Eine Stockente ist in Bad Bramstedt (Kreis Segeberg) offenbar durch menschliches Einwirken verletzt worden.
Bei einer tierärztlichen Untersuchung wurde ein Projektil in ihrem Bein entdeckt, das wohl aus einem Luftgewehr stammt.
Die Polizei ermittelt deshalb wegen eines möglichen Verstoßes gegen das Tierschutzgesetz und sucht nach dem mutmaßlichen Schützen.
Das Tier war bereits Mitte August an einem Teich am Verlobungsweg aufgefallen und konnte später von einer Helferin zu einer Wildvogelstation gebracht werden, teilte die Polizei mit.
Nach Angaben des Tierarztes stammt das Projektil vermutlich aus einem Luftgewehr.

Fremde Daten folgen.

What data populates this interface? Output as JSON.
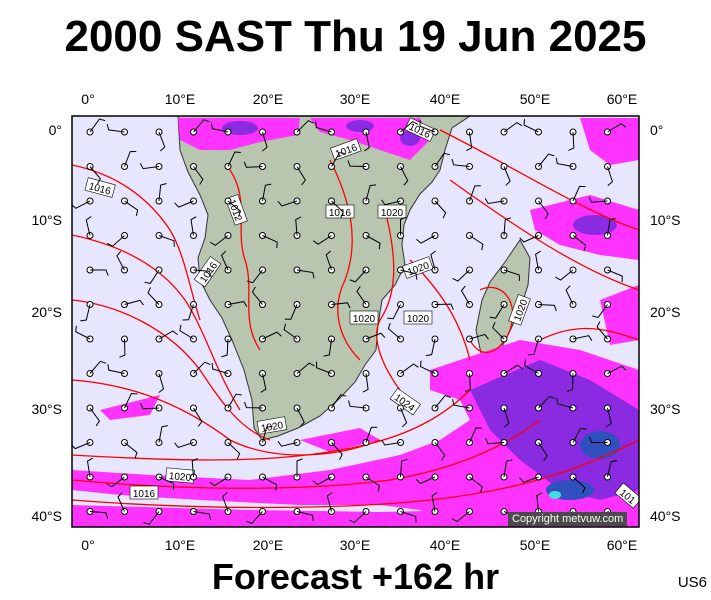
{
  "header": {
    "title": "2000 SAST Thu 19 Jun 2025"
  },
  "footer": {
    "forecast": "Forecast +162 hr",
    "code": "US6",
    "copyright": "Copyright metvuw.com"
  },
  "axes": {
    "longitudes": [
      "0°",
      "10°E",
      "20°E",
      "30°E",
      "40°E",
      "50°E",
      "60°E"
    ],
    "latitudes": [
      "0°",
      "10°S",
      "20°S",
      "30°S",
      "40°S"
    ]
  },
  "isobars": [
    {
      "label": "1016"
    },
    {
      "label": "1016"
    },
    {
      "label": "1016"
    },
    {
      "label": "1016"
    },
    {
      "label": "1016"
    },
    {
      "label": "1020"
    },
    {
      "label": "1020"
    },
    {
      "label": "1020"
    },
    {
      "label": "1020"
    },
    {
      "label": "1020"
    },
    {
      "label": "1020"
    },
    {
      "label": "1020"
    },
    {
      "label": "1024"
    },
    {
      "label": "1016"
    },
    {
      "label": "1012"
    },
    {
      "label": "101"
    }
  ],
  "colors": {
    "ocean": "#e6e6ff",
    "land": "#b8c6b0",
    "isobar": "#ff0000",
    "precip_light": "#ff33ff",
    "precip_mid": "#8a2be2",
    "precip_heavy": "#3050c0"
  }
}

Das Tier wird derzeit behandelt.
An dem Teich sollen nach Angaben der Polizei weitere Enten aufgefallen sein, die teilweise Schwierigkeiten beim Gehen hatten.
Deshalb könne nicht ausgeschlossen werden, dass noch weitere Tiere verletzt wurden.
Die Polizei ermittelt wegen eines möglichen Verstoßes gegen das Tierschutzgesetz und sucht Zeugen.
Hinweise zum möglichen Schützen nimmt das Polizei-, Autobahn- und Bezirksrevier Bad Segeberg entgegen.